Now he was frowning, sitting up straight behind the wheel, windshield wipers going, Buddy squinting, trying to see through the snow coming down. He said, "Where's the plant? It use to come all the way out to the street, with a bridge across to the offices, the administration building; it's gone. There's something way over there. Jefferson North. You see the sign? Yeah, way over there, some stacks. It must be the new one. I mean this was a big fucking plant, took up blocks around here, six thousand hourly, and it's gone. You want to see where I lived?"
"That's okay," Foley said.
"We may as well turn around," Buddy said, guided the Olds into a gas station and came out again to go back toward downtown.
"It keeps coming down they'll get the salt trucks out.
The job I had in the old plant, I hooked up transmissions to the engines."
Foley had torn the picture out of the paper, Karen with her shotgun in the black outfit that looked familiar. He had it in the inside pocket of his suitcoat. He was imagining what would happen if he phoned her.

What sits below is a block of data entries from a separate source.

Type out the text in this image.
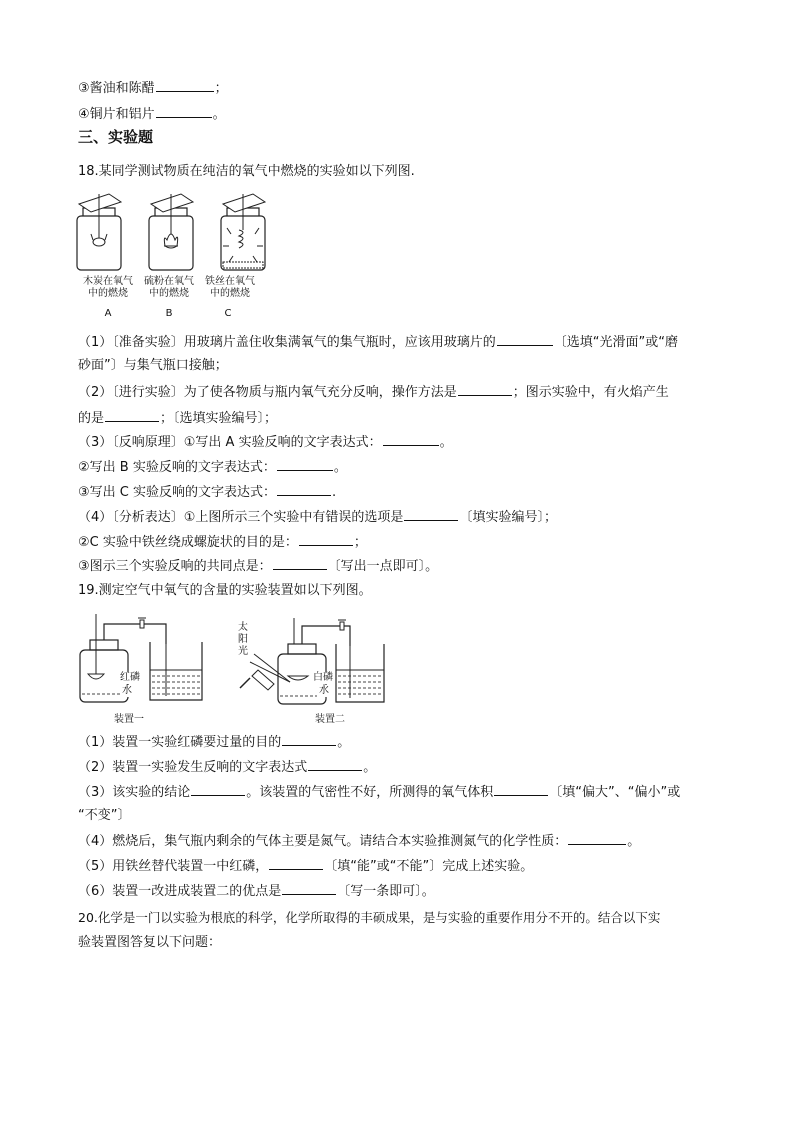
③酱油和陈醋	；
④铜片和铝片	。
三、实验题
18.某同学测试物质在纯洁的氧气中燃烧的实验如以下列图.
木炭在氧气
中的燃烧
硫粉在氧气
中的燃烧
铁丝在氧气
中的燃烧
A	B	C
（1）〔准备实验〕用玻璃片盖住收集满氧气的集气瓶时，应该用玻璃片的	〔选填“光滑面”或“磨
砂面”〕与集气瓶口接触；
（2）〔进行实验〕为了使各物质与瓶内氧气充分反响，操作方法是	；图示实验中，有火焰产生
的是	；〔选填实验编号〕；
（3）〔反响原理〕①写出 A 实验反响的文字表达式：	。
②写出 B 实验反响的文字表达式：	。
③写出 C 实验反响的文字表达式：	.
（4）〔分析表达〕①上图所示三个实验中有错误的选项是	〔填实验编号〕；
②C 实验中铁丝绕成螺旋状的目的是：	；
③图示三个实验反响的共同点是：	〔写出一点即可〕。
19.测定空气中氧气的含量的实验装置如以下列图。
红磷
水
装置一
太
阳
光
白磷
水
装置二
（1）装置一实验红磷要过量的目的	。
（2）装置一实验发生反响的文字表达式	。
（3）该实验的结论	。该装置的气密性不好，所测得的氧气体积	〔填“偏大”、“偏小”或
“不变”〕
（4）燃烧后，集气瓶内剩余的气体主要是氮气。请结合本实验推测氮气的化学性质：	。
（5）用铁丝替代装置一中红磷，	〔填“能”或“不能”〕完成上述实验。
（6）装置一改进成装置二的优点是	〔写一条即可〕。
20.化学是一门以实验为根底的科学，化学所取得的丰硕成果，是与实验的重要作用分不开的。结合以下实
验装置图答复以下问题：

She says hello and he says…
"The engine comes down the line, let's say it's for an automatic. Okay, I take this brace in my left hand-it's hanging from a track-work the hoist button with my right hand, get it in position so the pins in the brace line up with the holes they have to fit into in the transmission, jockey it around."
He'd say his name. Hi, this is Jack Foley, how you doing?
Like that, keep it simple. She'd ask where he was or how he knew she was here. No, she'd say she was surprised, or she'd say something he wouldn't expect. Either way he'd listen to her tone of voice.
"Then you hit the button on the hoist again and swing the transmission over to the line, rock it, get it in position with the engine. You let go of the hoist then and pick up your air gun and run four bolts into the top of the housing-tsung tsung tsung, fire 'em in."